Ага. Значит, Вагнер-старший засел в парке имени Максима Горького. Именем Гитлера могли назвать только проспект Карла Маркса, ну, или Донецкую улицу. Точную дату переименования Везденецкий не помнил.
— Можешь идти. И если ты ничего не скажешь отцу, я позабочусь о том, чтобы ты получил железный крест.
— Яволь! — Герман от счастья чуть ли не заплакал. Он поманил за собой Тощего и Толстого, и гордой походкой победителя зашагал прочь с набережной.
— Тьфу! — Везденецкий сплюнул на снег, не удержался. — Сами ироды, и детей таких же воспитывают.
— Дядь? — Мишка опешил, услышав чистую русскую речь. — Вы меня накажете? У меня просто во рту пересохло, дядь, — всхлипнул Мишка. — Я больше не буду.
— Спокойно, пацан. А ну, вытри сопли. Советский солдат должен быть смелым. Лучше скажи…. — Везденецкий огляделся и встал перед Мишкой на одно колено, чтобы говорить с ним на равных. — Тебя как зовут? Что с мамкой твоей? С папкой что? Где вы сейчас живете?
— Мишей меня звать…. Папка умер на фронте, — с грустью ответил Мишка, утерев кулаком нос. — Мама работает у какого-то немца. Ей там плохо. Она не любит этого немца. А немцы не любят нас. Нам всем тут плохо.
— Не переживай. Недолго фрицам осталось вам кровь портить, — Везденецкий положил ладонь Мишке на плечо. — Иди домой, Миха. Переулками. Солдатам не попадайся и никому ничего не говори.

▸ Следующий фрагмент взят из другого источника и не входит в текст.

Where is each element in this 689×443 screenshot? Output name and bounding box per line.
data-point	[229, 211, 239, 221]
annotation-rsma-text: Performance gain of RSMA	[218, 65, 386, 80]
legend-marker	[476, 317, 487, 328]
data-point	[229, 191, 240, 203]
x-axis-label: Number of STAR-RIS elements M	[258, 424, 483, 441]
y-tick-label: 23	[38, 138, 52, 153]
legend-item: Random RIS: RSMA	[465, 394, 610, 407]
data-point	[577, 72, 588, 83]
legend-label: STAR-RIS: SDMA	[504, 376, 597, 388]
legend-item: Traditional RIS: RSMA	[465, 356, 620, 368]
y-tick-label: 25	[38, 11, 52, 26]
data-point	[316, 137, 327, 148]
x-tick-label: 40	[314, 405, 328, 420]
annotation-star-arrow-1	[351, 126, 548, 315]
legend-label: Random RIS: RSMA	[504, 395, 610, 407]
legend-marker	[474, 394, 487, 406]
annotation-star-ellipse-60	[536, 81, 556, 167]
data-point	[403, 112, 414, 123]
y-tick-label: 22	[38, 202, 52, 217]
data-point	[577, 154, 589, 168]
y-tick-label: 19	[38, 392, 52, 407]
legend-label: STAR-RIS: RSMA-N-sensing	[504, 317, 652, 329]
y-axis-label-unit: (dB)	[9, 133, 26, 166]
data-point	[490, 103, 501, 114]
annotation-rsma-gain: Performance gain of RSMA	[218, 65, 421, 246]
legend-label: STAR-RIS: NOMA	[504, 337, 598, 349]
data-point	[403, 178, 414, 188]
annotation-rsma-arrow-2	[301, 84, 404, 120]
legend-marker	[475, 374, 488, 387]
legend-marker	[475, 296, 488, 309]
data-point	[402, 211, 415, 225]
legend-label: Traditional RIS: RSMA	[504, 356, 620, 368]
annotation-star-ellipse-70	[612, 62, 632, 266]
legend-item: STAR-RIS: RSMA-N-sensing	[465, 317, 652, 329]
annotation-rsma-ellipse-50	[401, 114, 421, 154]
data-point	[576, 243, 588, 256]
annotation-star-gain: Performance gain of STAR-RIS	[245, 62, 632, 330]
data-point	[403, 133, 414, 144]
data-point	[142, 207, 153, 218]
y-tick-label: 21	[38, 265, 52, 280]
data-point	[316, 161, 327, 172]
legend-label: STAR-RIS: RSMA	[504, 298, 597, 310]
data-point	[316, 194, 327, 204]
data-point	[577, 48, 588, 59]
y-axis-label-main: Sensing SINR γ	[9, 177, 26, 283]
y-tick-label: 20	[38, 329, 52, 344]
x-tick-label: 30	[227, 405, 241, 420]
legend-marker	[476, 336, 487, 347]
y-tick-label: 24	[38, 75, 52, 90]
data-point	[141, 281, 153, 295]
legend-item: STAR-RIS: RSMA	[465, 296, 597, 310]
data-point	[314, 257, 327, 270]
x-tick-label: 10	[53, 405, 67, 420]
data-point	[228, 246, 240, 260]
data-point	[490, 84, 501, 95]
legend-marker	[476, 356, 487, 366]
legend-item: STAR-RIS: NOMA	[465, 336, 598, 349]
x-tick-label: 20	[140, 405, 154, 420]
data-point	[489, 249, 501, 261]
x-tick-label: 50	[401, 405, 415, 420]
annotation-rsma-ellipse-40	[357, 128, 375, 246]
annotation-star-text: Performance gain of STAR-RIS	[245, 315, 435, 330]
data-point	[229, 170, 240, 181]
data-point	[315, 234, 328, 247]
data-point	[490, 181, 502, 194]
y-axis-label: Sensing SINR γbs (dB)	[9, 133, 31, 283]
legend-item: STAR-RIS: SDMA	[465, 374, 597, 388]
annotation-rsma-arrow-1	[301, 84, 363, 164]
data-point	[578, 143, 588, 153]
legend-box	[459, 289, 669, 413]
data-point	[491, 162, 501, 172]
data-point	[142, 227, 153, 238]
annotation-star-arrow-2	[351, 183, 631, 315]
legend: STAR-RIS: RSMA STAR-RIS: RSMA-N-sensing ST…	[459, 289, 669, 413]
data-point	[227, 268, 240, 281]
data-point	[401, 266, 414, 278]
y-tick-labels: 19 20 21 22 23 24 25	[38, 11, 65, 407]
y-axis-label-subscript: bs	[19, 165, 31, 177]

— Спасибо, дядь, — сказал Мишка.
И они расстались.
Везденецкий глядел Мишке в след и думал, что мальчику сломали детство. Везденецкий сам рос в Каменске, хорошо помнил этот город. Тут у него были друзья, с которыми он проникал на стройку и исследовал этажи, рискуя свалиться и сломать себе шею. Увы, но немец лишил Мишку возможности быть ребёнком. Немец сделал его рабом.
Везденецкий вернулся в лес, и, пробираясь через буреломы, добрался до маленького лагеря, спрятанного за кольцом деревьев. Километрах в пяти от берега Северского Донца. Под навесом из еловых ветвей разлеглись Катя с Аней, отдыхали после утомительного ночного перехода. Митя достал из ящика с немецкими маркировками банку тушенки, вскрыл ножом и принялся с аппетитом поедать. Привалов и Леха расселись на пнях у небольшого костра, грея руки над слабо трепетавшем пламенем.